If you are expecting a titillating description of erotic techniques sure to make you a hit with your lover, stop reading now.  You will be disappointed.

What whores know about sex is the difference between Theory Sex and Practice Sex, that is, the sex we say we do versus the sex we actually do. Theory Sex is mutual desire, arousal, and fulfillment enjoyed by equal partners without a power component.  This is the myth of heterosexuality.

 Practice Sex makes Theory Sex impossible.  It makes YES meaningless when NO is impossible.  Before you protest that no IS possible, suspend judgment for a moment.
We know that over forty percent of girls have been molested before they were eighteen.  We know that over forty percent of women have been raped.  We know that women are battered and killed everyday by men with whom they share or shared a bed.

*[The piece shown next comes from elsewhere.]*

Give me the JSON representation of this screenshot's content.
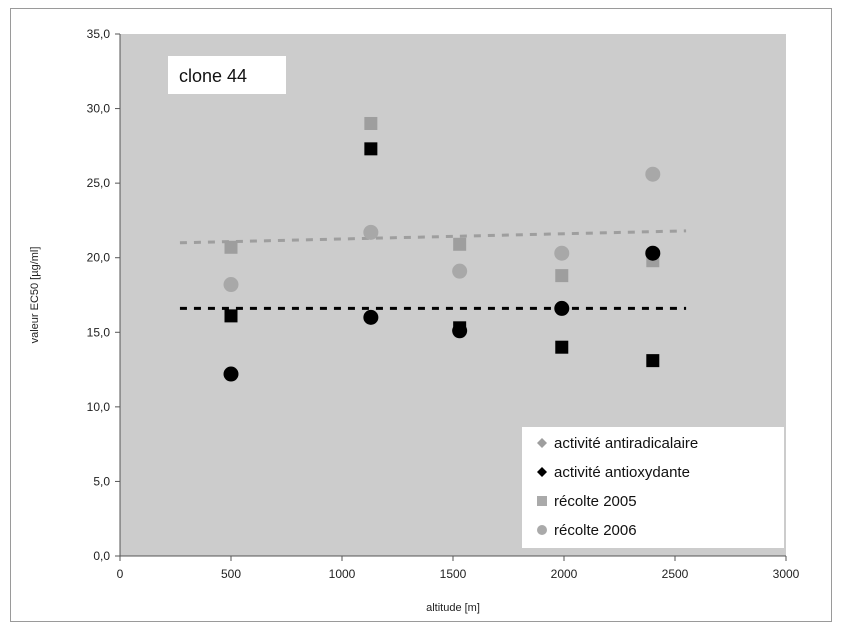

Less that 8% of American women surveyed were able to say that they had never been raped, never fought off an attempted rape, never been grabbed and groped, never been seriously threatened with physical or economic harm if they didn’t put out.  Even that depressing figure is deceptive because “rape” is not defined from the perspective of its victims. “Have you ever had sex that made you feel violated?” might be a better question, because for rape to magically transform into legal sex requires only consent. Consent; acquiescence; not desire, just consent.  Verdicts in rape cases correlate not to the degree of harm done, but to the relationship between the parties; the better you know the rapist, the less your feelings matter. This is sex in practice.

Marriage is the theoretical home of Theory Sex.  Here, despite great disparity in pay, status, and power, there is supposed to be that mutual sex free of domination and submission.  

But what about the marriages where sex is part of a beating, or the “making up” after a beating; or the marriages where refusing sex will result in a beating; where saying no means a temper tantrum, or no grocery money, or the silent treatment, or a child’s ruined birthday party? What about marriages where pornography is used to show wives how “real women” should be, as if those pictured women who are having real things done to their real, bruised bodies were enthusiastic participants instead of dehumanized objects, paid or coerced to pretend they like what’s happening to them. What does a woman’s yes mean if she can’t say no?

Even if she loves sex with her husband, but just not tonight, how many nights can she say no before she’d better say yes, and simulate the enthusiasm to go with it? How much inconvenient honesty will he tolerate?  If she loves her husband, and doesn’t want to hurt his feelings, “yes” is easier; a little acting in a good cause never hurt anybody, right? Well, not anyone who isn’t regarded as a fully authentic human, anyway.  

How many of us have wondered, in the dark quiet afterward, what sex is, and if lying and pretending are kindness or cowardice, and would it be OK to just do it without the deception, or will truth make the whole thing collapse like a house of cards? Besides, being “sexy” is much of what makes us attractive and desirable; it is a way of expressing love, if not always real passion. Can a woman ever be authentic if only inauthenticity makes her feel feminine?  

Have we dared to wonder if the man we love suspects any of this?  Is it OK with him as long as the heterosexual myth is maintained?  I ask again, what is sex, what is love, what is a woman?

I’m tired, and I’m going home to cry, not because sexual desire unburdened by dominance and inequality, love that thrives in truth, and humanness are in such short supply. I wept my fill for those years ago.

  I’ll cry tonight because I’m afraid people want to believe that they already have those things more than they actually want them.